Friday, February 11, 2011

Too Many Tears: A review of Little Bee by Chris Cleave


It's hard to quantify what makes writing bad, but about one third of the way into Chris Cleave's novel Little Bee, I had a wicked idea. I should count the instances of characters crying. The word, "cry" itself is used in abundance, but Cleave pretty much exhausts the Thesaurus for synonyms as the tears flow.

Crying punctuates every emotional conversation, along with gestures like turning dramatically away, holding one another, hitting things, holding one's own head in one's own hands, and so on.

Had I counted the cries, I would have a fact to substantiate my claim that Cleave took a great, relevant social concept, and wrote it into the ground. But I did not have the interest nor the patience.

So instead, I will just say so: Cleave took a great, relevant concept and wrote it into the ground. His characters acted in grand gestures, wore their symbolism loudly, overexplained their motivations, and seemed stuck in melodramatic loops that felt like they were created in a lab.

The story can be summarized like this: Two women, one Nigerian refugee and one English magazine editor, participate in the same horrible event in Nigeria. They end up together in England. Tears and revelations ensue.

Admittedly, the better I know a topic, the more critical I am about how it is presented. I work with refugees, and I have African friends. One of my closest ministry partners is Nigerian, specifically from the same tribe as the character in Little Bee. So when someone told me about Little Bee, I felt like I should read it. I was wrong.
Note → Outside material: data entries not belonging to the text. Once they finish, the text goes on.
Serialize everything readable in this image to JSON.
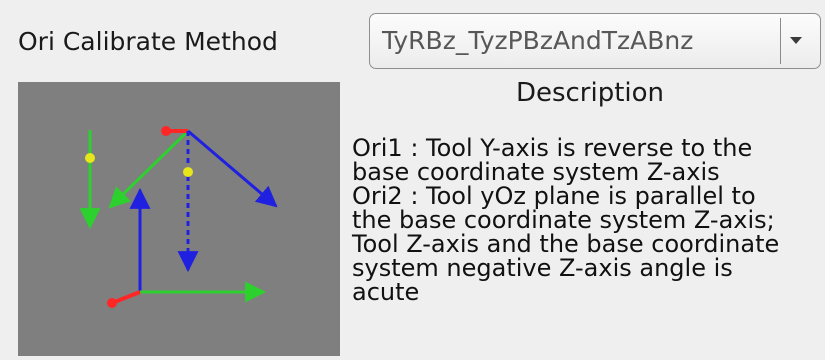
{
  "calibration": {
    "method_label": "Ori Calibrate Method",
    "method_value": "TyRBz_TyzPBzAndTzABnz"
  },
  "description": {
    "title": "Description",
    "lines": [
      "Ori1 : Tool Y-axis is reverse to the",
      "base coordinate system Z-axis",
      "Ori2 : Tool yOz plane is parallel to",
      "the base coordinate system Z-axis;",
      "Tool Z-axis and the base coordinate",
      "system negative Z-axis angle is",
      "acute"
    ]
  },
  "colors": {
    "x_axis": "#ff2626",
    "y_axis": "#2dd12d",
    "z_axis": "#2020e0",
    "marker": "#e6e61a",
    "diagram_background": "#7f7f7f"
  },
  "icons": {
    "dropdown": "chevron-down-icon"
  }
}
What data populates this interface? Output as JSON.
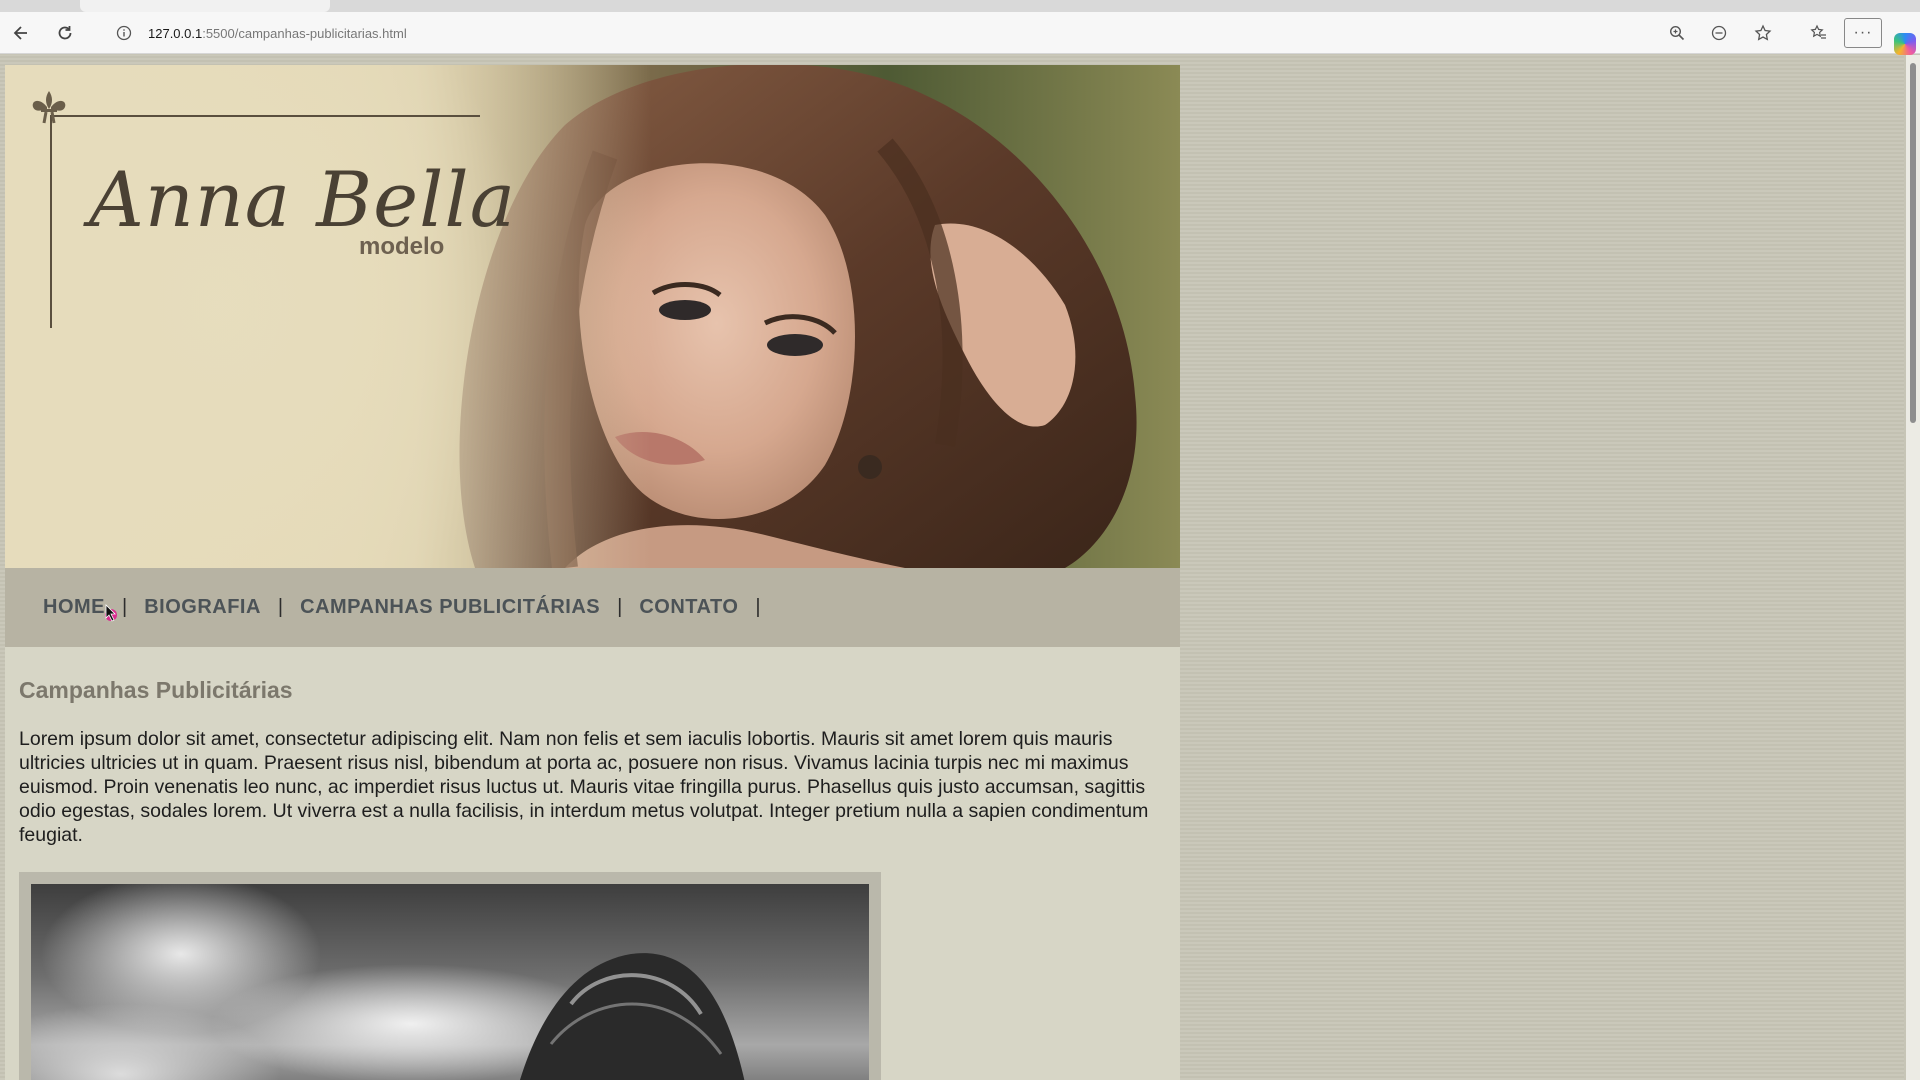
{
  "browser": {
    "url_host": "127.0.0.1",
    "url_path": ":5500/campanhas-publicitarias.html",
    "menu_label": "···"
  },
  "header": {
    "logo_name": "Anna Bella",
    "logo_subtitle": "modelo"
  },
  "nav": {
    "items": [
      {
        "label": "HOME"
      },
      {
        "label": "BIOGRAFIA"
      },
      {
        "label": "CAMPANHAS PUBLICITÁRIAS"
      },
      {
        "label": "CONTATO"
      }
    ],
    "separator": "|"
  },
  "content": {
    "title": "Campanhas Publicitárias",
    "paragraph": "Lorem ipsum dolor sit amet, consectetur adipiscing elit. Nam non felis et sem iaculis lobortis. Mauris sit amet lorem quis mauris ultricies ultricies ut in quam. Praesent risus nisl, bibendum at porta ac, posuere non risus. Vivamus lacinia turpis nec mi maximus euismod. Proin venenatis leo nunc, ac imperdiet risus luctus ut. Mauris vitae fringilla purus. Phasellus quis justo accumsan, sagittis odio egestas, sodales lorem. Ut viverra est a nulla facilisis, in interdum metus volutpat. Integer pretium nulla a sapien condimentum feugiat."
  },
  "colors": {
    "page_background": "#c7c5b6",
    "nav_background": "#b7b3a3",
    "content_background": "#d7d6c6",
    "nav_link": "#4c5357",
    "heading": "#7c786c"
  },
  "icons": [
    "back-arrow-icon",
    "reload-icon",
    "site-info-icon",
    "zoom-icon",
    "reader-icon",
    "star-icon",
    "favorites-icon",
    "more-icon",
    "copilot-icon",
    "fleur-de-lis-icon",
    "cursor-icon"
  ]
}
What might have been an upsetting personal look at how rich countries deal with third-world suffering ended up feeling like a cross-cultural soap opera, with agonizingly obvious revelations, improbable twists that just kept coming, and some confounding moral questions which the author was, in my opinion, unqualified to address.

On the bright side, Cleave, a white man, made a lot of money off this piece about suffering women. Hopefully he spends it addressing the social problems introduced in the story, so that someone who the story purports to speak for will benefit from it.